Jelang Akhir Masa Jabatan, Jokowi Belum Penuhi Keadilan Korban Pelanggaran HAM

Redaksi Suara Mahasiswa · 18 Oktober 2024
3 menit

Ratusan orang dari berbagai kalangan datang dalam Aksi Kamisan ke-836 di seberang Istana Merdeka, Jakarta Pusat (17/10). Aksi kali ini hadir sebagai respon aktivis Jaringan Solidaritas Korban untuk Keadilan (JSKK) terhadap 2 momentum nasional yang akan terjadi pada minggu yang sama, yaitu lengsernya Joko Widodo (Jokowi) dan pelantikan Prabowo Subianto sebagai Presiden Republik Indonesia yang baru.

Sore hari, sekitar pukul 15.34, massa diarahkan untuk duduk dan membuat setengah lingkaran agar rangkaian Aksi Kamisan dapat dimulai. Rangkaian diisi dengan refleksi dari Simon Petrus Balagaize, Ketua Forum Masyarakat Adat Malind Kondo Digul terhadap kasus penggusuran tanah adat di Papua, penampilan monolog, dan orasi oleh Asfinawati, seorang advokat HAM dan dosen dari Sekolah Tinggi Hukum Indonesia (STHI) Jentera.

Massa aksi mengutarakan tuntutan mereka atas penuntasan pelanggaran Hak Asasi Manusia (HAM) berat yang terjadi di Indonesia.

Surat Terakhir Aksi Kamisan

Aksi Kamisan kali ini menjadi kali terakhir pemberian surat oleh JSKK kepada Presiden. Latar belakangnya adalah keengganan untuk memberikan surat kepada Prabowo Subianto selaku Presiden RI yang baru, yang merupakan terduga pelaku pelanggaran HAM berat.

“Tidak masuk akal kita memberikan surat kepada presiden untuk menuntaskan pelanggaran HAM, jika pelaku pelanggaran HAM adalah presiden itu sendiri,” tutur Asfinawati dalam orasinya.

Status Prabowo sebagai presiden terpilih dianggap tidak menggugurkan statusnya sebagai seorang terduga pelaku pelanggaran HAM berat. Aksi Kamisan menekankan pesan kepada negara untuk menjalankan kewajibannya mengusut tuntas siapa pun yang menjadi pelaku pelanggaran HAM berat, walaupun pelaku tersebut adalah seorang presiden.

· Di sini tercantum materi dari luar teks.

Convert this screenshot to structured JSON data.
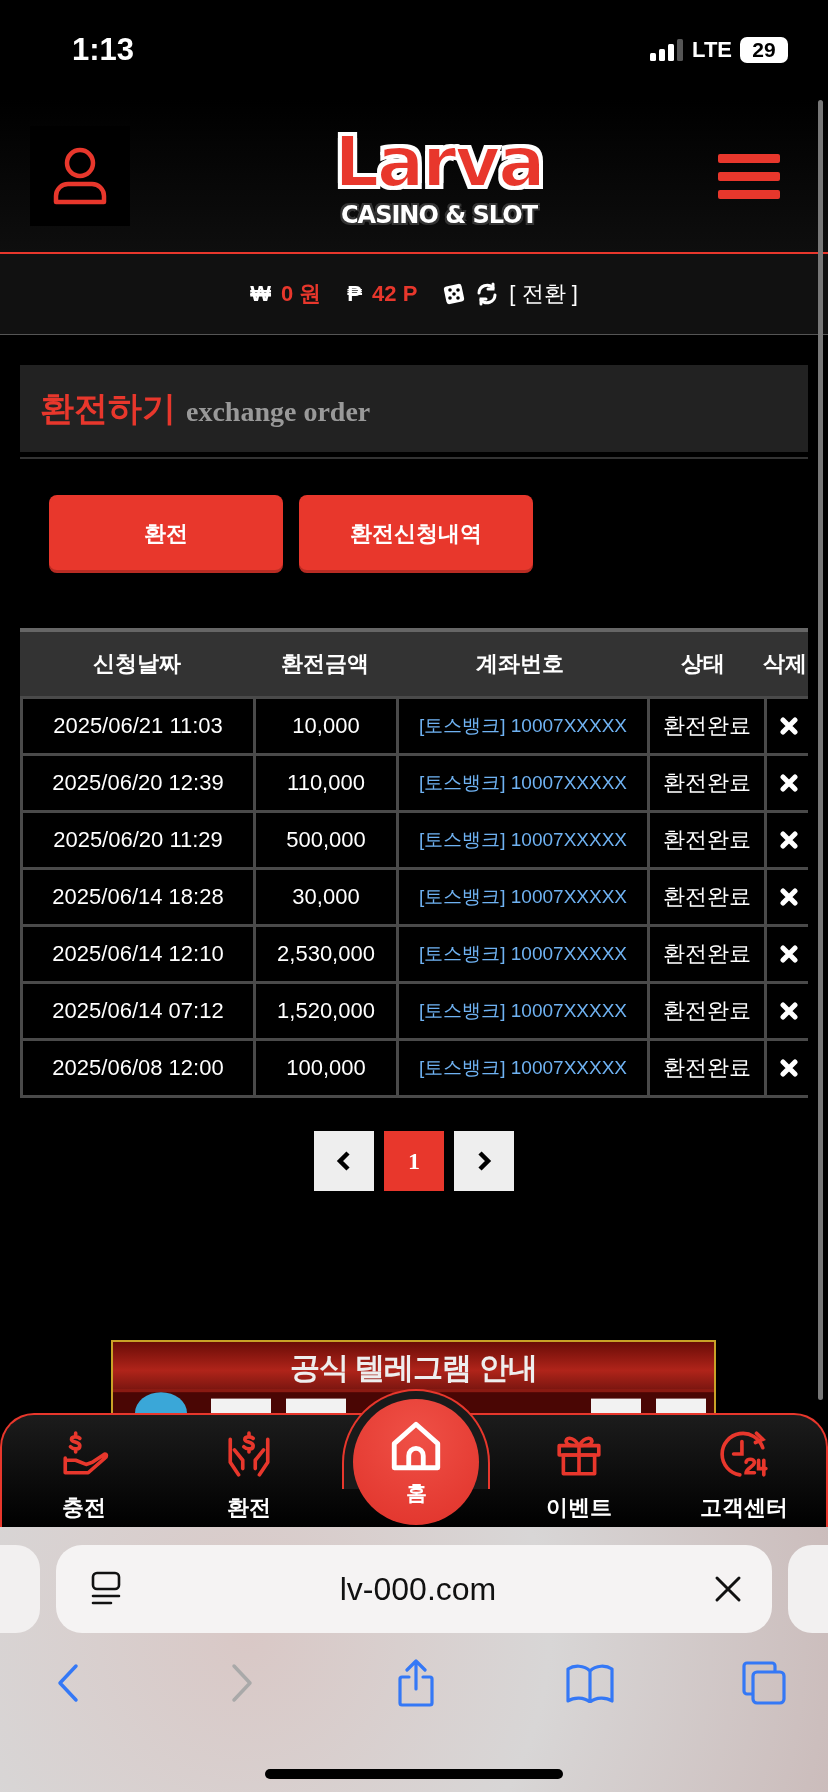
{
  "status_bar": {
    "time": "1:13",
    "network": "LTE",
    "battery": "29"
  },
  "logo": {
    "name": "Larva",
    "tagline": "CASINO & SLOT"
  },
  "balance": {
    "cash_symbol": "₩",
    "cash": "0 원",
    "points_symbol": "₱",
    "points": "42 P",
    "switch": "[ 전환 ]"
  },
  "section": {
    "title": "환전하기",
    "subtitle": "exchange order"
  },
  "actions": [
    {
      "label": "환전"
    },
    {
      "label": "환전신청내역"
    }
  ],
  "table": {
    "columns": [
      "신청날짜",
      "환전금액",
      "계좌번호",
      "상태",
      "삭제"
    ],
    "rows": [
      {
        "date": "2025/06/21 11:03",
        "amount": "10,000",
        "account": "[토스뱅크] 10007XXXXX",
        "status": "환전완료"
      },
      {
        "date": "2025/06/20 12:39",
        "amount": "110,000",
        "account": "[토스뱅크] 10007XXXXX",
        "status": "환전완료"
      },
      {
        "date": "2025/06/20 11:29",
        "amount": "500,000",
        "account": "[토스뱅크] 10007XXXXX",
        "status": "환전완료"
      },
      {
        "date": "2025/06/14 18:28",
        "amount": "30,000",
        "account": "[토스뱅크] 10007XXXXX",
        "status": "환전완료"
      },
      {
        "date": "2025/06/14 12:10",
        "amount": "2,530,000",
        "account": "[토스뱅크] 10007XXXXX",
        "status": "환전완료"
      },
      {
        "date": "2025/06/14 07:12",
        "amount": "1,520,000",
        "account": "[토스뱅크] 10007XXXXX",
        "status": "환전완료"
      },
      {
        "date": "2025/06/08 12:00",
        "amount": "100,000",
        "account": "[토스뱅크] 10007XXXXX",
        "status": "환전완료"
      }
    ]
  },
  "pagination": {
    "pages": [
      {
        "label": "1",
        "selected": true
      }
    ]
  },
  "banner": {
    "title": "공식 텔레그램 안내"
  },
  "bottom_nav": [
    {
      "label": "충전",
      "kind": "charge"
    },
    {
      "label": "환전",
      "kind": "exchange"
    },
    {
      "label": "홈",
      "kind": "home"
    },
    {
      "label": "이벤트",
      "kind": "event"
    },
    {
      "label": "고객센터",
      "kind": "support"
    }
  ],
  "browser": {
    "url": "lv-000.com"
  }
}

“Sebagai kata penutup kami sampaikan bahwa surat ini adalah Surat Aksi Kamisan yang terakhir kami kirimkan kepada Presiden RI. Adapun Aksi Kamisan akan tetap berlanjut dan konsisten berdiri dan berjuang melawan impunitas, merawat ingatan, dan menuntut akuntabilitas atas kasus-kasus kejahatan kemanusiaan dan pelanggaran HAM. Demikian kami sampaikan, dan atas perhatian Bapak Presiden kami ucapkan terima kasih.” Berikut paragraf penutup surat terakhir Aksi Kamisan kepada Presiden RI.

10 Tahun Pemerintahan Jokowi

Massa Aksi Kamisan mengutarakan kekecewaan mereka terhadap Jokowi yang gagal memenuhi komitmennya pada awal masa pemerintahan untuk menuntaskan kasus pelanggaran HAM.

Dengan hanya mengakui 12 dari 16 kasus pelanggaran HAM berat yang telah diselidiki oleh Komnas HAM, pemerintah dianggap tidak berani dalam mengadili pelaku pelanggaran HAM berat dan gagal dalam memenuhi rasa keadilan korban. Salah satu isu yang diangkat terkait Jokowi dan pelaku pelanggaran HAM berat adalah pengangkatan Wiranto sebagai Menteri Koordinator Bidang Politik, Hukum dan Keamanan pada periode pertama dan sebagai Ketua Dewan Pertimbangan Presiden pada periode kedua. Sumarsih menuturkan bahwa Wiranto adalah orang yang bertanggung jawab atas tragedi penembakan terhadap mahasiswa tahun 1998, sesuai dengan hasil penyelidikan Komnas HAM.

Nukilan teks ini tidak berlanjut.